A patient with type 1 diabetes lives on the edge of a mini-earthquake; a “body quake.” The danger is always present, running under the skin, ready to appear, to surprise, to unsettle, to destabilize, to kill. Caught between extremes of constantly moving blood sugars, of highs and lows, of hypoglycemia and hyperglycemia, the body can crumble and shut down at any moment. We are all mortal, but we forget about death until it strikes. Someone with a chronic disease, however, is constantly reminded of mortality and of the fact ‘of having a body.’ Indeed, the body might fail at any time—threatening to overwhelm the mind’s desire to fight and resist. Diabetics liken this to living just beyond the fear and struggle of being under water and unable to breathe—in a moment of giving-in to a pleasurable and ethereal numbness, a kind of dream, a kind of nirvana.
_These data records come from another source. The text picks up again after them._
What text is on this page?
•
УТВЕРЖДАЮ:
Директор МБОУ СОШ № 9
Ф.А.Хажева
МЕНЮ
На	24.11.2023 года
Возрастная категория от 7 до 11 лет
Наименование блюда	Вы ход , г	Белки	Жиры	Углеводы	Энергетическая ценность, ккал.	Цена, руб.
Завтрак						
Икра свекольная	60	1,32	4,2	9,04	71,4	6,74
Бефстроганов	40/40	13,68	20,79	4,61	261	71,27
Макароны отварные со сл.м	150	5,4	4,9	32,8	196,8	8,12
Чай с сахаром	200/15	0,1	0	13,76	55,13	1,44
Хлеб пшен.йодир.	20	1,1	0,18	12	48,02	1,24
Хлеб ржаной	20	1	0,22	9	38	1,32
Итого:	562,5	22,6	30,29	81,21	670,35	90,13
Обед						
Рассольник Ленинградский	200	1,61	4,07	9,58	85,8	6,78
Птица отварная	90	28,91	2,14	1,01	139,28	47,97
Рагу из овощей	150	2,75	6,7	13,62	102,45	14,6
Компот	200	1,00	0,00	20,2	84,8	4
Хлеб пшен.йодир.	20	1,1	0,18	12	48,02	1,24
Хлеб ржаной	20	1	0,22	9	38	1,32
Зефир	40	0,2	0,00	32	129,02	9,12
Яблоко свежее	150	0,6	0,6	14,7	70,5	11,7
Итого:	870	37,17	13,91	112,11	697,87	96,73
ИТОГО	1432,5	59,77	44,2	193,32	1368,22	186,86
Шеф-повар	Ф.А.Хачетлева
To survive, the person with type 1 diabetes has to be ‘read’ with incredible acuity. The disease thus narrates a story about a body that doesn’t stop at the boundaries of the flesh to incorporate machines, humans, and animals in its functioning. Type 1 Diabetes is also about a complex “surveillance” system of reading and recording made by digitized and organic senses that are attuned (or not) to the flesh. Feedback loops, attunement, flows and frictions, crash and repair. What is at stake, perhaps, is another conception of the body.